Iraqi chaos is second only to this year’s other example of a big regional crisis: the clumsy US withdrawal from Afghanistan, the collapse of its government and the lightning-fast return of the terrorism-friendly Taliban.
And that raises other serious questions about the reach and relevance of democracy in a turbulent world and what risks are worth taking. Is it really wise for other countries, even close allies, to follow the US into open-ended conflicts, as is now underway in Ukraine? If the US design in Iraqi democracy was supposed to be a model for undoing autocracies, who needs it?
The US-led war in Iraq was fought for eight long years on spurious grounds. US president George W Bush accused Iraq of developing atomic, chemical or biological weapons, and Saddam Hussein had none. Nor did he have anything to do with al-Qaeda, perpetrators of the 2001 airborne attacks on New York City and Washington, DC.
Maalesh – There’s nothing to it – as they say in Arabic.
No matter, said the Bush administration. The occupation would help produce a model democracy in the desert nation that would inspire the rest of the Middle East to jettison autocracy.
It didn’t. At the least, these debacles mark the end of an era, four decades old, in which a major goal of US foreign policy was to nurture, and even force-feed, democratic rule worldwide.

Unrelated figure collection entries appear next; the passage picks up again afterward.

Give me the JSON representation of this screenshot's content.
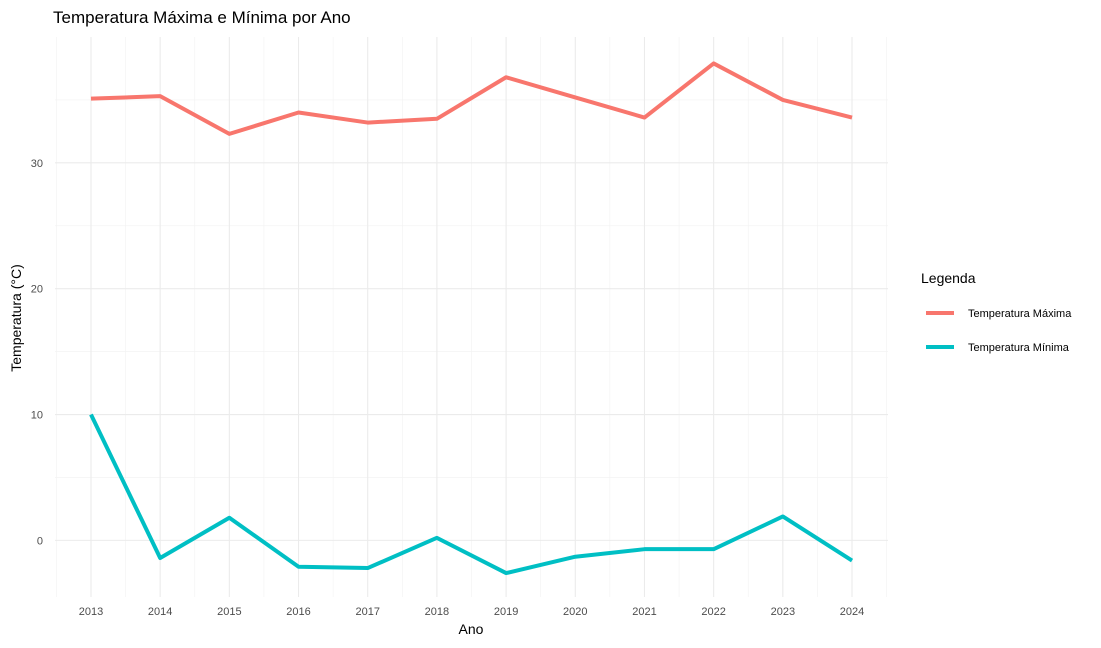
{
  "chart_data": {
    "type": "line",
    "title": "Temperatura Máxima e Mínima por Ano",
    "xlabel": "Ano",
    "ylabel": "Temperatura (°C)",
    "x": [
      2013,
      2014,
      2015,
      2016,
      2017,
      2018,
      2019,
      2020,
      2021,
      2022,
      2023,
      2024
    ],
    "x_ticks": [
      "2013",
      "2014",
      "2015",
      "2016",
      "2017",
      "2018",
      "2019",
      "2020",
      "2021",
      "2022",
      "2023",
      "2024"
    ],
    "y_ticks": [
      "0",
      "10",
      "20",
      "30"
    ],
    "ylim": [
      -4.5,
      40
    ],
    "grid": true,
    "legend": {
      "title": "Legenda",
      "position": "right"
    },
    "series": [
      {
        "name": "Temperatura Máxima",
        "color": "#F8766D",
        "values": [
          35.1,
          35.3,
          32.3,
          34.0,
          33.2,
          33.5,
          36.8,
          35.2,
          33.6,
          37.9,
          35.0,
          33.6
        ]
      },
      {
        "name": "Temperatura Mínima",
        "color": "#00BFC4",
        "values": [
          10.0,
          -1.4,
          1.8,
          -2.1,
          -2.2,
          0.2,
          -2.6,
          -1.3,
          -0.7,
          -0.7,
          1.9,
          -1.6
        ]
      }
    ]
  }
}
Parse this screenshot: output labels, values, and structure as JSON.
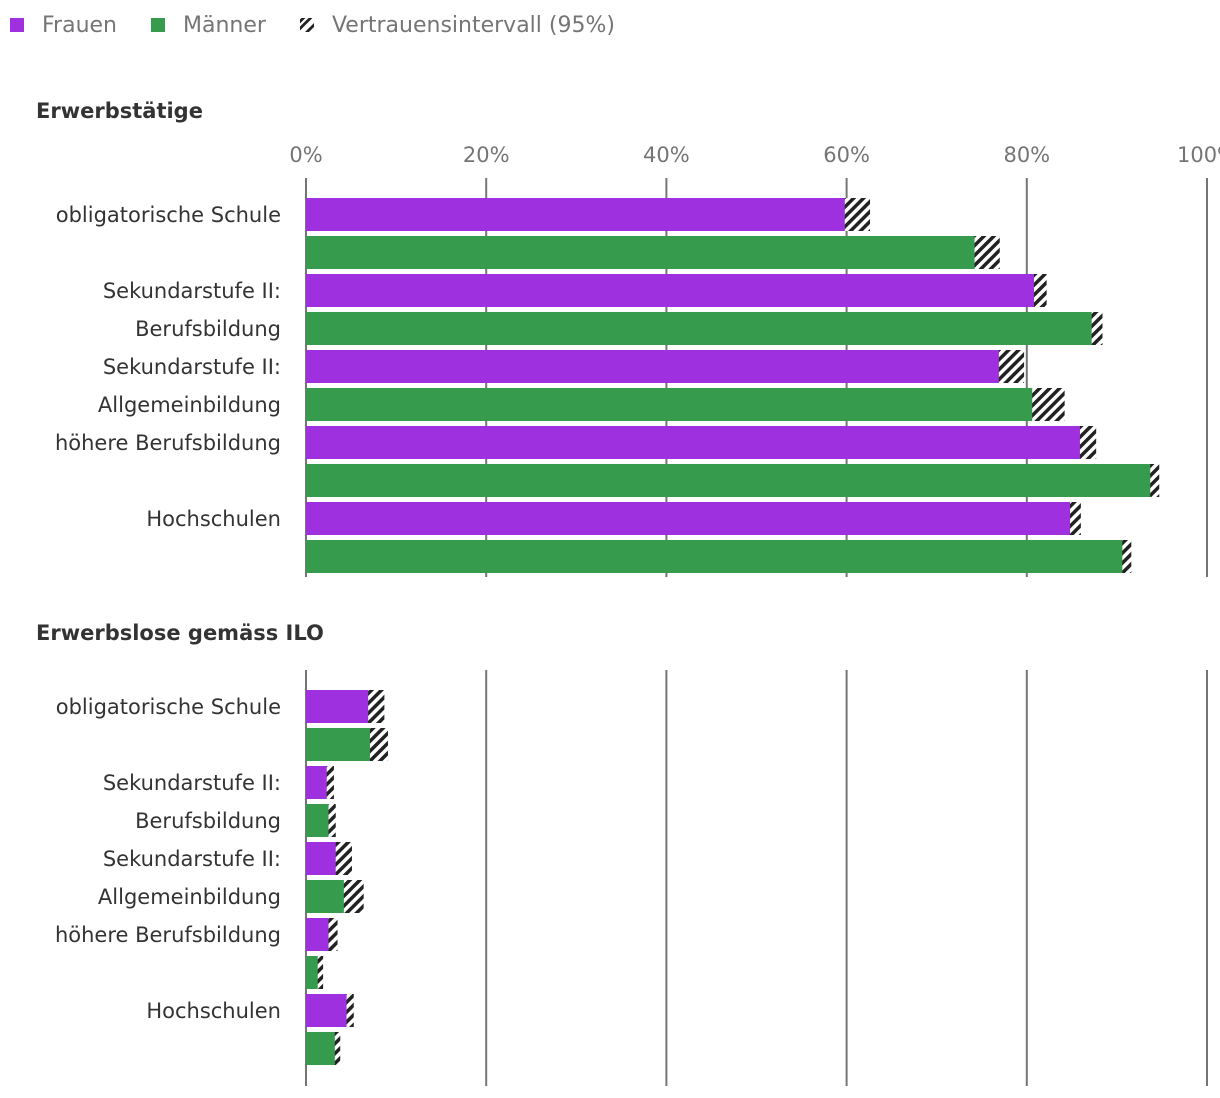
{
  "legend": {
    "women": "Frauen",
    "men": "Männer",
    "ci": "Vertrauensintervall (95%)"
  },
  "colors": {
    "women": "#9f30e0",
    "men": "#379b4d",
    "grid": "#757575",
    "ci": "#222222"
  },
  "chart_data": [
    {
      "type": "bar",
      "orientation": "horizontal",
      "title": "Erwerbstätige",
      "xlim": [
        0,
        100
      ],
      "xticks": [
        "0%",
        "20%",
        "40%",
        "60%",
        "80%",
        "100%"
      ],
      "groups": [
        {
          "label_lines": [
            "obligatorische Schule"
          ],
          "women": 61.2,
          "women_ci": 1.4,
          "men": 75.6,
          "men_ci": 1.4
        },
        {
          "label_lines": [
            "Sekundarstufe II:",
            "Berufsbildung"
          ],
          "women": 81.5,
          "women_ci": 0.7,
          "men": 87.8,
          "men_ci": 0.6
        },
        {
          "label_lines": [
            "Sekundarstufe II:",
            "Allgemeinbildung"
          ],
          "women": 78.3,
          "women_ci": 1.4,
          "men": 82.4,
          "men_ci": 1.8
        },
        {
          "label_lines": [
            "höhere Berufsbildung"
          ],
          "women": 86.8,
          "women_ci": 0.9,
          "men": 94.2,
          "men_ci": 0.5
        },
        {
          "label_lines": [
            "Hochschulen"
          ],
          "women": 85.4,
          "women_ci": 0.6,
          "men": 91.1,
          "men_ci": 0.5
        }
      ]
    },
    {
      "type": "bar",
      "orientation": "horizontal",
      "title": "Erwerbslose gemäss ILO",
      "xlim": [
        0,
        100
      ],
      "groups": [
        {
          "label_lines": [
            "obligatorische Schule"
          ],
          "women": 7.8,
          "women_ci": 0.9,
          "men": 8.1,
          "men_ci": 1.0
        },
        {
          "label_lines": [
            "Sekundarstufe II:",
            "Berufsbildung"
          ],
          "women": 2.7,
          "women_ci": 0.4,
          "men": 2.9,
          "men_ci": 0.4
        },
        {
          "label_lines": [
            "Sekundarstufe II:",
            "Allgemeinbildung"
          ],
          "women": 4.2,
          "women_ci": 0.9,
          "men": 5.3,
          "men_ci": 1.1
        },
        {
          "label_lines": [
            "höhere Berufsbildung"
          ],
          "women": 3.0,
          "women_ci": 0.5,
          "men": 1.6,
          "men_ci": 0.3
        },
        {
          "label_lines": [
            "Hochschulen"
          ],
          "women": 4.9,
          "women_ci": 0.4,
          "men": 3.5,
          "men_ci": 0.3
        }
      ]
    }
  ]
}
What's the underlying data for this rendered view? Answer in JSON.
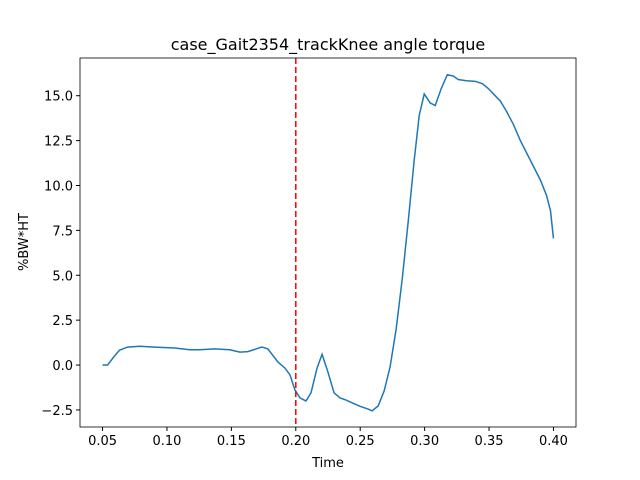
{
  "chart_data": {
    "type": "line",
    "title": "case_Gait2354_trackKnee angle torque",
    "xlabel": "Time",
    "ylabel": "%BW*HT",
    "x": [
      0.05,
      0.0539,
      0.0586,
      0.0632,
      0.0694,
      0.0788,
      0.0904,
      0.106,
      0.1177,
      0.1254,
      0.1371,
      0.1488,
      0.1566,
      0.1628,
      0.1737,
      0.1783,
      0.1861,
      0.1916,
      0.1955,
      0.1994,
      0.2033,
      0.2079,
      0.2118,
      0.2165,
      0.2204,
      0.225,
      0.2297,
      0.2344,
      0.239,
      0.2437,
      0.2499,
      0.2561,
      0.2592,
      0.2639,
      0.2686,
      0.2732,
      0.2779,
      0.2826,
      0.2872,
      0.2919,
      0.2958,
      0.2997,
      0.3043,
      0.3082,
      0.3129,
      0.3176,
      0.3222,
      0.3261,
      0.3323,
      0.3393,
      0.3448,
      0.3494,
      0.3541,
      0.3588,
      0.3634,
      0.3689,
      0.3743,
      0.3821,
      0.3899,
      0.3946,
      0.3977,
      0.4
    ],
    "series": [
      {
        "color": "#1f77b4",
        "values": [
          0,
          0,
          0.44,
          0.83,
          1.0,
          1.05,
          1.0,
          0.95,
          0.85,
          0.85,
          0.9,
          0.85,
          0.72,
          0.75,
          1.0,
          0.9,
          0.17,
          -0.17,
          -0.55,
          -1.4,
          -1.83,
          -2.0,
          -1.55,
          -0.17,
          0.6,
          -0.4,
          -1.55,
          -1.83,
          -1.95,
          -2.1,
          -2.3,
          -2.45,
          -2.55,
          -2.28,
          -1.44,
          -0.1,
          2.0,
          4.78,
          7.95,
          11.4,
          13.9,
          15.1,
          14.6,
          14.45,
          15.4,
          16.17,
          16.1,
          15.9,
          15.83,
          15.8,
          15.67,
          15.4,
          15.05,
          14.7,
          14.15,
          13.4,
          12.5,
          11.4,
          10.3,
          9.45,
          8.6,
          7.05
        ]
      }
    ],
    "vline": {
      "x": 0.2,
      "color": "#ff0000"
    },
    "xlim": [
      0.0325,
      0.4175
    ],
    "ylim": [
      -3.45,
      17.1
    ],
    "xticks": [
      0.05,
      {
        "value": 0.1,
        "label": "0.10"
      },
      0.15,
      {
        "value": 0.2,
        "label": "0.20"
      },
      0.25,
      {
        "value": 0.3,
        "label": "0.30"
      },
      0.35,
      {
        "value": 0.4,
        "label": "0.40"
      }
    ],
    "yticks": [
      {
        "value": -2.5,
        "label": "−2.5"
      },
      {
        "value": 0,
        "label": "0.0"
      },
      2.5,
      {
        "value": 5,
        "label": "5.0"
      },
      7.5,
      {
        "value": 10,
        "label": "10.0"
      },
      12.5,
      {
        "value": 15,
        "label": "15.0"
      }
    ]
  }
}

Current President Joe Biden aims to move from democracy crusades and piecemeal interventions to old-style geopolitical rivalry and confrontation – the long-awaited “pivot to China.”
Biden’s response to the current Iraq crisis has been anodyne. In a phone call to interim Iraqi Prime Minister Mustaf al-Kadhimi, he praised Iraqi security forces, offered condolences to families of victims of the violence and called for dialogue. No mention of a new call by an Iraqi court to arrest al-Sadr.
Meanwhile, Iran, now the dominant outside force in the country, sponsors political parties and associated militias that make Iraq a kind of dysfunctional ward of the Islamic State. Iraqis generally have tired of Tehran’s Big Brother tutelage.
Iranian leverage on the Iraq scene diminished after America’s January 2020 assassination of the commander of Iran’s Quds Force, Qassem Soleimani. Soleimani had maintained friendly relations with all sorts of Iraqi political forces.
Since his death, Iraqis have chafed at Iran’s influence and there are few signs that Tehran has much sway with the myriad of political parties needed to support an al-Maliki-designed coalition.
The country is calm – perhaps exhausted – but it appears the stalemate will be difficult to break. Al-Sadr wants new elections. Al-Maliki wants the already elected parliament to carry on without al-Sadr.
Talks to try to revive normal political discourse have not gone well. Al-Sadr boycotted them.